Glucocorticoids potentiate vasoconstrictive responses of catecholamines, angiotensin II, vasopressin, endothelin, and bradykinin, and increased glucocorticoid responsiveness has been associated with an increase in arterial contraction and vascular resistance (43). Although glucocorticoid-induced hypertension is characterized by sodium retention and volume expansion, increased peripheral vascular resistance is also thought to play a key role in glucocorticoid-induced hypertension (44). The cellular and molecular mechanisms of vascular smooth muscle in response to glucocorticoids are not clearly understood. From our present results, we may hypothesize that the presumable decrease of T3 content in VSMCs due to suppression of D2 activity in VSMCs by glucocorticoid may at least partly contribute to the glucocorticoid induced peripheral vascular resistance, because T3 is a vasodilator that acts directly on VSMCs to cause a relaxation of arteries (3).

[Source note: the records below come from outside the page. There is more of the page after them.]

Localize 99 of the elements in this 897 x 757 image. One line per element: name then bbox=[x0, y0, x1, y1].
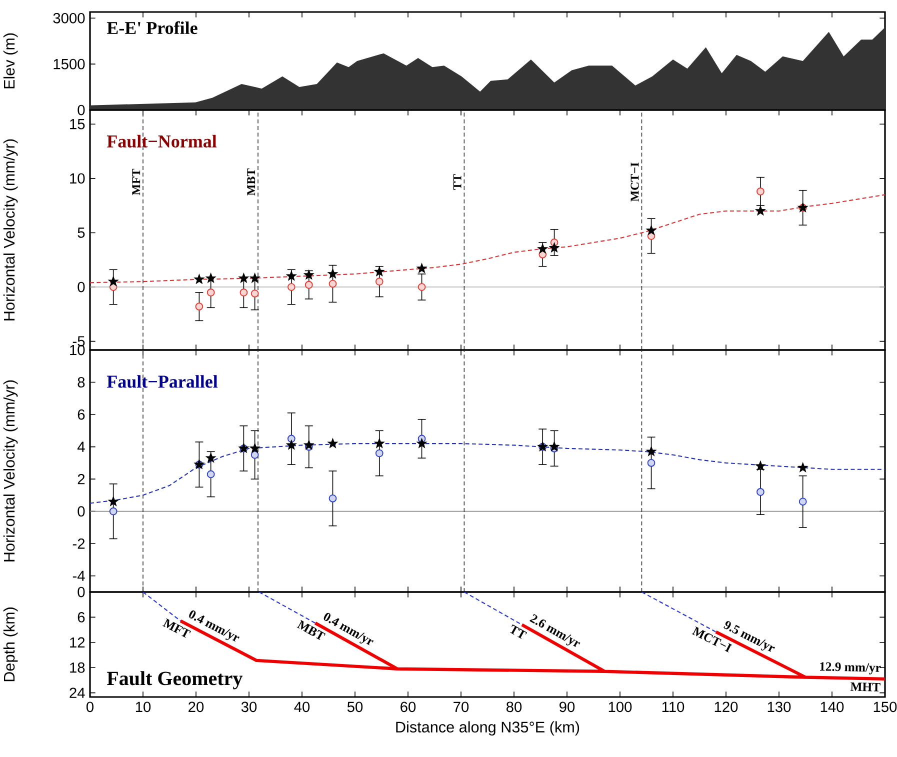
point bbox=[549, 242, 560, 252]
point bbox=[798, 498, 807, 506]
x-axis-title: Distance along N35°E (km) bbox=[396, 721, 580, 736]
x-tick-label: 110 bbox=[662, 702, 684, 712]
y-tick-label: -5 bbox=[72, 336, 85, 346]
point bbox=[108, 276, 118, 286]
y-tick-label: 0 bbox=[78, 282, 85, 292]
text: Fault−Parallel bbox=[106, 375, 218, 388]
annotation: MHT bbox=[850, 682, 880, 692]
x-tick-label: 70 bbox=[454, 702, 469, 712]
point bbox=[250, 273, 260, 282]
y-tick-label: 5 bbox=[78, 228, 85, 238]
x-tick-label: 130 bbox=[768, 702, 791, 712]
point bbox=[756, 488, 764, 496]
x-tick-label: 140 bbox=[820, 702, 844, 712]
ref-line-label: MCT−I bbox=[630, 162, 639, 202]
annotation: TT bbox=[510, 624, 528, 639]
x-tick-label: 120 bbox=[714, 702, 738, 712]
point bbox=[287, 434, 296, 443]
point bbox=[109, 507, 118, 516]
y-tick-label: 3000 bbox=[53, 12, 85, 24]
y-tick-label: 8 bbox=[78, 377, 85, 388]
annotation: 12.9 mm/yr bbox=[820, 662, 881, 674]
y-tick-label: 24 bbox=[70, 688, 85, 698]
y-tick-label: 1500 bbox=[54, 58, 85, 70]
point bbox=[206, 453, 216, 462]
y-tick-label: -2 bbox=[72, 538, 85, 549]
point bbox=[756, 188, 764, 196]
x-tick-label: 40 bbox=[294, 702, 310, 712]
point bbox=[375, 278, 384, 286]
point bbox=[286, 440, 296, 450]
y-tick-label: 2 bbox=[78, 474, 85, 484]
y-tick-label: -4 bbox=[72, 570, 85, 581]
point bbox=[250, 450, 259, 459]
x-tick-label: 90 bbox=[560, 702, 575, 712]
point bbox=[646, 226, 656, 235]
point bbox=[374, 266, 384, 276]
point bbox=[206, 273, 216, 282]
text: Fault Geometry bbox=[106, 671, 243, 690]
y-tick-label: 10 bbox=[70, 344, 85, 356]
y-tick-label: 12 bbox=[70, 637, 85, 648]
y-tick-label: 4 bbox=[77, 442, 85, 452]
point bbox=[549, 442, 560, 451]
point bbox=[756, 206, 766, 216]
point bbox=[304, 440, 314, 450]
y-tick-label: 18 bbox=[70, 662, 85, 673]
y-axis-title: Horizontal Velocity (mm/yr) bbox=[3, 380, 18, 562]
point bbox=[646, 446, 656, 456]
point bbox=[206, 470, 215, 478]
y-tick-label: 6 bbox=[78, 409, 85, 420]
annotation: MBT bbox=[296, 620, 326, 640]
x-tick-label: 20 bbox=[188, 702, 204, 712]
x-tick-label: 0 bbox=[86, 702, 94, 712]
point bbox=[304, 280, 313, 289]
x-tick-label: 80 bbox=[506, 702, 522, 712]
point bbox=[798, 462, 808, 472]
ref-line-label: TT bbox=[453, 174, 462, 190]
point bbox=[287, 283, 296, 291]
point bbox=[328, 268, 338, 278]
ref-line-label: MBT bbox=[247, 168, 256, 196]
annotation: MFT bbox=[162, 618, 191, 638]
x-tick-label: 50 bbox=[347, 702, 363, 712]
y-tick-label: 0 bbox=[78, 586, 85, 598]
y-tick-label: 0 bbox=[78, 506, 85, 517]
point bbox=[206, 288, 215, 296]
point bbox=[374, 438, 384, 448]
y-axis-title: Horizontal Velocity (mm/yr) bbox=[3, 139, 18, 320]
point bbox=[195, 302, 204, 310]
point bbox=[194, 274, 204, 284]
y-axis-title: Depth (km) bbox=[3, 608, 18, 682]
point bbox=[756, 461, 766, 470]
point bbox=[240, 288, 248, 296]
point bbox=[304, 270, 314, 280]
y-tick-label: 15 bbox=[70, 119, 85, 130]
point bbox=[328, 438, 338, 448]
point bbox=[375, 449, 384, 458]
x-tick-label: 150 bbox=[874, 702, 897, 712]
point bbox=[286, 271, 296, 280]
x-tick-label: 30 bbox=[241, 702, 257, 712]
text: Fault−Normal bbox=[106, 134, 217, 148]
point bbox=[328, 494, 337, 502]
y-tick-label: 0 bbox=[78, 104, 85, 116]
x-tick-label: 60 bbox=[400, 702, 416, 712]
y-tick-label: 10 bbox=[70, 173, 85, 184]
point bbox=[647, 458, 656, 467]
point bbox=[328, 280, 337, 288]
ref-line-label: MFT bbox=[132, 168, 140, 196]
point bbox=[250, 443, 260, 453]
point bbox=[418, 283, 426, 291]
y-tick-label: 6 bbox=[78, 612, 85, 622]
chart-title: E-E' Profile bbox=[106, 21, 198, 34]
point bbox=[250, 290, 259, 298]
point bbox=[108, 496, 118, 506]
point bbox=[417, 438, 427, 448]
y-axis-title: Elev (m) bbox=[3, 33, 18, 88]
point bbox=[238, 273, 248, 282]
x-tick-label: 100 bbox=[608, 702, 632, 712]
x-tick-label: 10 bbox=[136, 702, 151, 712]
point bbox=[417, 264, 427, 273]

In conclusion, we have found that D2 activity and mRNA in rat aorta media were negatively regulated by glucocorticoid, and that the increments of D2 activity and mRNA induced by (Bu)2cAMP were reduced by glucocorticoid in rat VSMCs. Our present results suggest that the circadian variation of plasma corticosterone contributes to the changes in D2 expression in rat aorta media and this might be true for other D2-expressing tissues as well. Further examination is necessary to clarify the physiological significance of the inhibitory effects of glucocorticoid on D2 expression in VSMCs.
This study was supported in part by the Smoking Research Foundation and by NIH Grant DK044128 to P.R.L.
The authors declare that no competing financial interests exist.